The term business risks refers to the possibility of a commercial business making inadequate profits (or even losses) due to uncertainties - for example: changes in tastes, changing preferences of consumers, strikes, increased competition, changes in government policy, obsolescence etc. Every business organization faces various risk elements while doing business. Business risk implies uncertainty in profits or danger of loss and the events that could pose a risk due to some unforeseen events in future, which causes business to fail.

For example, a company may face different risks in production, risks due to irregular supply of raw materials, machinery breakdown, labor unrest, etc. In marketing, risks may arise due to fluctuations in market prices, changing trends and fashions, errors in sales forecasting, etc. In addition, there may be loss of assets of the firm due to fire, flood, earthquakes, riots or war and political unrest which may cause unwanted interruptions in the business operations. Thus business risks may take place in different forms depending upon the nature of a company and its production.

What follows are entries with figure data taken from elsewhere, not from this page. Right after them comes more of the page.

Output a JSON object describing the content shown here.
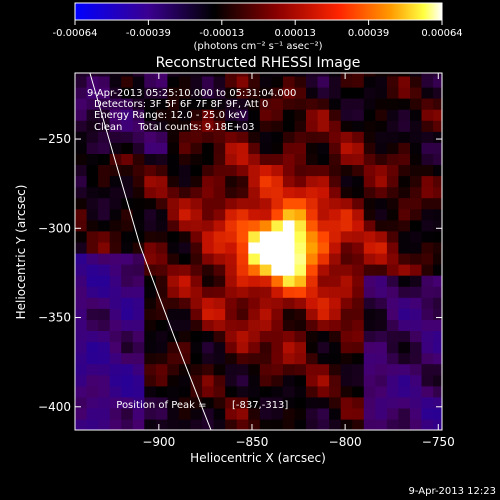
{
  "chart_data": {
    "type": "heatmap",
    "title": "Reconstructed RHESSI Image",
    "xlabel": "Heliocentric X (arcsec)",
    "ylabel": "Heliocentric Y (arcsec)",
    "xlim": [
      -945,
      -748
    ],
    "ylim": [
      -413,
      -213
    ],
    "x_ticks": [
      -900,
      -850,
      -800,
      -750
    ],
    "y_ticks": [
      -250,
      -300,
      -350,
      -400
    ],
    "colorbar": {
      "range": [
        -0.00064,
        0.00064
      ],
      "ticks": [
        "-0.00064",
        "-0.00039",
        "-0.00013",
        "0.00013",
        "0.00039",
        "0.00064"
      ],
      "unit_label": "(photons cm⁻² s⁻¹ asec⁻²)",
      "colormap": [
        "#0000ff",
        "#3a0090",
        "#000000",
        "#7a0000",
        "#ff2000",
        "#ff9000",
        "#ffff00",
        "#ffffff"
      ]
    },
    "annotations": [
      "9-Apr-2013 05:25:10.000 to 05:31:04.000",
      "Detectors: 3F 5F 6F 7F 8F 9F, Att 0",
      "Energy Range: 12.0 - 25.0 keV",
      "Clean     Total counts: 9.18E+03"
    ],
    "peak": {
      "label": "Position of Peak = ",
      "value_text": "[-837,-313]",
      "x": -837,
      "y": -313
    },
    "limb_line": {
      "points": [
        [
          -937,
          -213
        ],
        [
          -924,
          -260
        ],
        [
          -910,
          -310
        ],
        [
          -892,
          -360
        ],
        [
          -872,
          -413
        ]
      ]
    }
  },
  "footer": {
    "timestamp": "9-Apr-2013 12:23"
  }
}
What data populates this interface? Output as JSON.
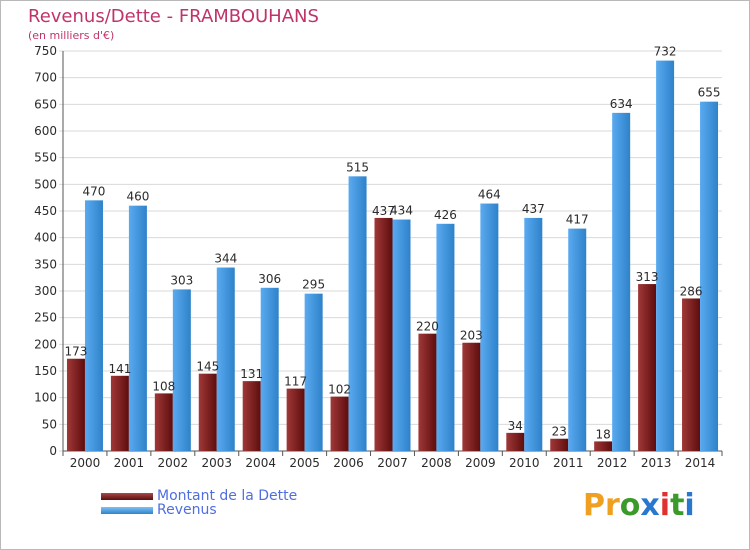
{
  "chart_data": {
    "type": "bar",
    "title": "Revenus/Dette - FRAMBOUHANS",
    "subtitle": "(en milliers d'€)",
    "categories": [
      "2000",
      "2001",
      "2002",
      "2003",
      "2004",
      "2005",
      "2006",
      "2007",
      "2008",
      "2009",
      "2010",
      "2011",
      "2012",
      "2013",
      "2014"
    ],
    "series": [
      {
        "name": "Montant de la Dette",
        "color": "#7a1a1a",
        "values": [
          173,
          141,
          108,
          145,
          131,
          117,
          102,
          437,
          220,
          203,
          34,
          23,
          18,
          313,
          286
        ]
      },
      {
        "name": "Revenus",
        "color": "#3d92d8",
        "values": [
          470,
          460,
          303,
          344,
          306,
          295,
          515,
          434,
          426,
          464,
          437,
          417,
          634,
          732,
          655
        ]
      }
    ],
    "ylim": [
      0,
      750
    ],
    "yticks": [
      0,
      50,
      100,
      150,
      200,
      250,
      300,
      350,
      400,
      450,
      500,
      550,
      600,
      650,
      700,
      750
    ],
    "grid": true,
    "legend_position": "bottom-left"
  },
  "logo": {
    "text": "Proxiti"
  }
}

Business risks can arise due to the influence by two major risks: internal risks (risks arising from the events taking place within the organization) and  external risks (risks arising from the events taking place outside the organization):

 Internal risks arise from factors (endogenous variables, which can be influenced) such as:
 human factors (talent management, strikes)
 technological factors (emerging technologies)
 physical factors (failure of machines, fire or theft)
 operational factors (access to credit, cost cutting, advertisement)
 External risks arise from factors (exogenous variables, which cannot be controlled) such as:
 economic factors (market risks, pricing pressure)
 natural factors (floods, earthquakes)
 political factors (compliance demands and regulations imposed by governments)

Though corporate entities may have an image of risk aversion, they may continue to stake their reputations and indulge in their gambling propensities by sponsoring competitive sports teams.

Many business risks can be related to one another. With the introduction to the Coronavirus in 2019, many businesses fell victim to a lot of risks as a result of the damage to the market. A lot of internal risks arose including the much needed transition to online communication, via Zoom etc., within a business.

A specific example of external risks can be highlighted by the change in the stock market in early 2020. Between late February to late March, out of the 22 stock market trading days, there were 18 drastic stock market jumps. Stock market jumps can ultimately cause stocks to have lower stability and higher volatility. The uncertainty of whether or not a stock is secure indicates a risk of any certain business.

Classification 
The business risk is classified into five different main types

 Strategic risk: They are the risks associated with the operations of that particular industry. These kind of risks arise from:
 Business environment: Buyers and sellers interacting to buy and sell goods and services, changes in supply and demand, competitive structures and introduction of new technologies.
 Transaction: Assets relocation of mergers and acquisitions, spin-offs, alliances and joint ventures.
 Investor relations: Strategy for communicating with individuals who have invested in the business.
 Financial Risk: These are the risks associated with the financial structure and transactions of the particular industry.
 Operational risk: These are the risks associated with the operational and administrative procedures of the particular industry.
 Compliance risk (legal risk): These are risks associated with the need to comply with the rules and regulations of the government.
 Other risks: There would be different risks like natural disaster (floods) and others depend upon the nature and scale of the industry.